VA-VA-VA-VOOOM! What an article (#314, Feb. 16)! Every other magazine shows him as just another goody-goody, but you’ve brought out a side of Dean Cain the public wasn’t even aware existed. He’s a hard-ass and doesn’t care who knows it! By the way, I’d like to add that the two shows he’s written were out of this world.
Live Oak, Calif.
It was disappointing to discover that Dean Cain is just another foulmouthed pretentious jock-turned-glamour boy who curls his lip at the training of all his fellow actors and does the same for all his fellow writers (he thinks English majors ”overanalyze s—”). Had he been an English major, he might have moved his vocabulary up a notch from the locker-room scatology he learned at Princeton.
Congrats to A. J. Jacobs for the article ”Citizen Cain.” What could have been a hostile interview was a good combination of the fans’ right to know versus Mr. Cain’s right of privacy. Surely one issue worth collecting. End of story.
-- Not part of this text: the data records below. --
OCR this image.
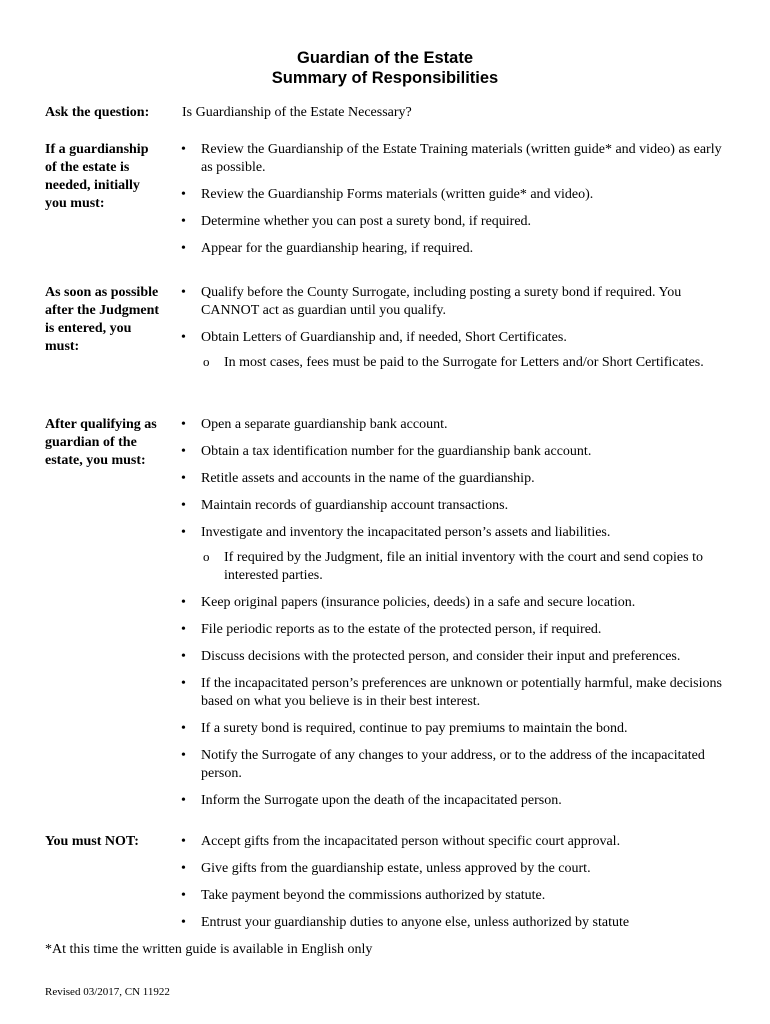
Guardian of the Estate
Summary of Responsibilities
Ask the question:	Is Guardianship of the Estate Necessary?
If a guardianship of the estate is needed, initially you must:
• Review the Guardianship of the Estate Training materials (written guide* and video) as early as possible.
• Review the Guardianship Forms materials (written guide* and video).
• Determine whether you can post a surety bond, if required.
• Appear for the guardianship hearing, if required.
As soon as possible after the Judgment is entered, you must:
• Qualify before the County Surrogate, including posting a surety bond if required. You CANNOT act as guardian until you qualify.
• Obtain Letters of Guardianship and, if needed, Short Certificates.
o In most cases, fees must be paid to the Surrogate for Letters and/or Short Certificates.
After qualifying as guardian of the estate, you must:
• Open a separate guardianship bank account.
• Obtain a tax identification number for the guardianship bank account.
• Retitle assets and accounts in the name of the guardianship.
• Maintain records of guardianship account transactions.
• Investigate and inventory the incapacitated person’s assets and liabilities.
o If required by the Judgment, file an initial inventory with the court and send copies to interested parties.
• Keep original papers (insurance policies, deeds) in a safe and secure location.
• File periodic reports as to the estate of the protected person, if required.
• Discuss decisions with the protected person, and consider their input and preferences.
• If the incapacitated person’s preferences are unknown or potentially harmful, make decisions based on what you believe is in their best interest.
• If a surety bond is required, continue to pay premiums to maintain the bond.
• Notify the Surrogate of any changes to your address, or to the address of the incapacitated person.
• Inform the Surrogate upon the death of the incapacitated person.
You must NOT:
•	Accept gifts from the incapacitated person without specific court approval.
• Give gifts from the guardianship estate, unless approved by the court.
• Take payment beyond the commissions authorized by statute.
• Entrust your guardianship duties to anyone else, unless authorized by statute
*At this time the written guide is available in English only
Revised 03/2017, CN 11922
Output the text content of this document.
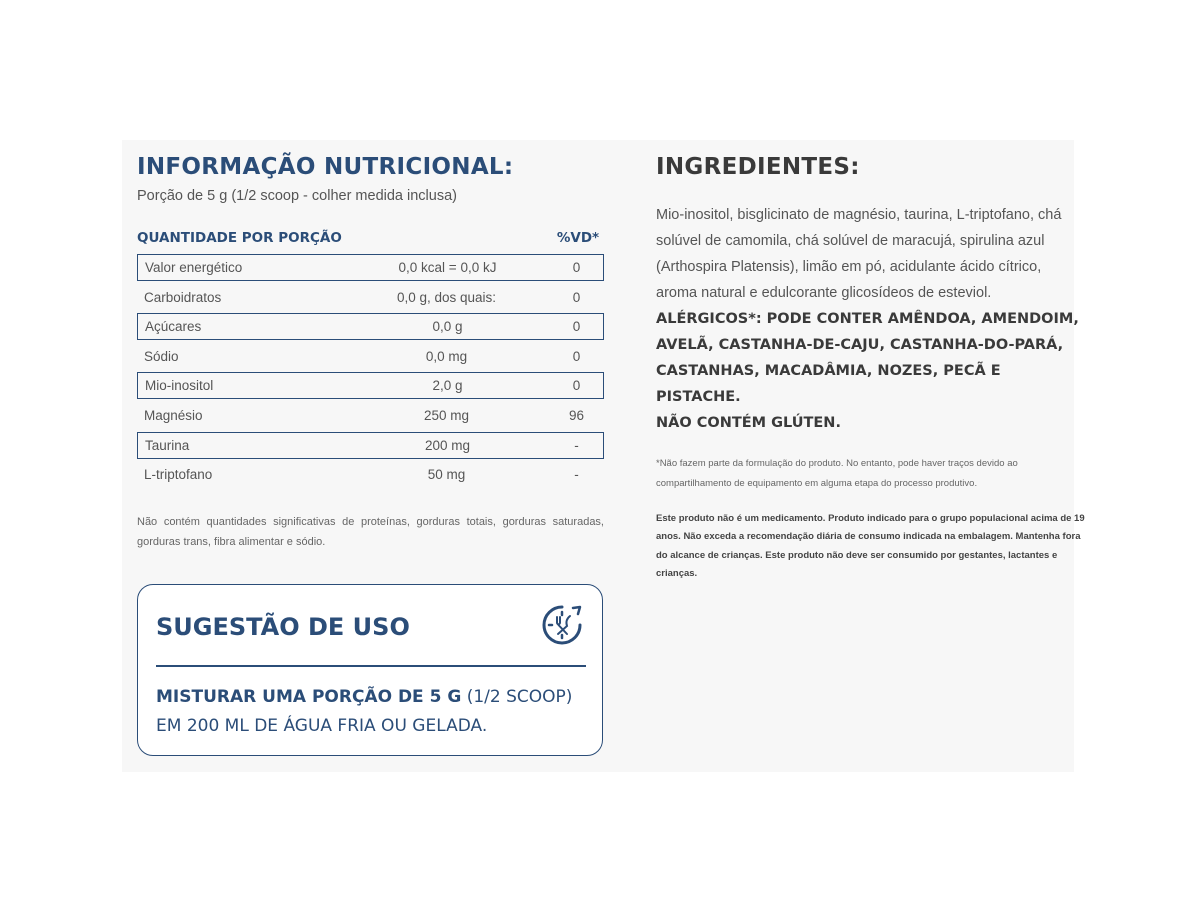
INFORMAÇÃO NUTRICIONAL:
Porção de 5 g (1/2 scoop - colher medida inclusa)
QUANTIDADE POR PORÇÃO	%VD*
Valor energético	0,0 kcal = 0,0 kJ	0
Carboidratos	0,0 g, dos quais:	0
Açúcares	0,0 g	0
Sódio	0,0 mg	0
Mio-inositol	2,0 g	0
Magnésio	250 mg	96
Taurina	200 mg	-
L-triptofano	50 mg	-
Não contém quantidades significativas de proteínas, gorduras totais, gorduras saturadas, gorduras trans, fibra alimentar e sódio.
SUGESTÃO DE USO
MISTURAR UMA PORÇÃO DE 5 G (1/2 SCOOP) EM 200 ML DE ÁGUA FRIA OU GELADA.
INGREDIENTES:
Mio-inositol, bisglicinato de magnésio, taurina, L-triptofano, chá solúvel de camomila, chá solúvel de maracujá, spirulina azul (Arthospira Platensis), limão em pó, acidulante ácido cítrico, aroma natural e edulcorante glicosídeos de esteviol.
ALÉRGICOS*: PODE CONTER AMÊNDOA, AMENDOIM, AVELÃ, CASTANHA-DE-CAJU, CASTANHA-DO-PARÁ, CASTANHAS, MACADÂMIA, NOZES, PECÃ E PISTACHE.
NÃO CONTÉM GLÚTEN.
*Não fazem parte da formulação do produto. No entanto, pode haver traços devido ao compartilhamento de equipamento em alguma etapa do processo produtivo.
Este produto não é um medicamento. Produto indicado para o grupo populacional acima de 19 anos. Não exceda a recomendação diária de consumo indicada na embalagem. Mantenha fora do alcance de crianças. Este produto não deve ser consumido por gestantes, lactantes e crianças.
I noticed a small error in your ”Citizen Cain” story. Dean Cain set an NCAA Division I-AA record for most pass interceptions in a single season (12 in 1987), but it was not an overall NCAA record. Al Worley of the University of Washington picked off 14 in 1968 for the Division I-A and overall record.
New York City
Antonio Banderas, David Duchovny, George Clooney, and now Dean Cain all on your cover. Is EW a teen-heartthrob magazine or has the staff been taken over by a bunch of 11-year-old girls? If I wanted to hear about Cain’s workout plan or his love life, I’d watch Hard Copy.
I must point out a glaring omission in your article ”National Endowment of the Smarts.” None of the actors you chose have the ”pinup beauty” of Paul Gross, Due South‘s Mountie.
Linda K. Butler
A GRADE-A BEEF
When I heard the Academy Award nominations and saw that Nixon had been shut out, I remembered that you had dubbed it Movie of the Year and given it an A rating. Now it’s official: ENTERTAINMENT WEEKLY’s is the only opinion worth listening to. Good job.
A million thanks to Ken Tucker’s article on Homicide. If one person really deserves praise, it’s Barry Levinson, who should get an award for his integrity to set and film a TV drama in a city other than New York, Chicago, or Los Angeles.
CORRECTION: We incorrectly included The Carpetbaggers in our 1972 Time Capsule (Encore); it was first released in 1964.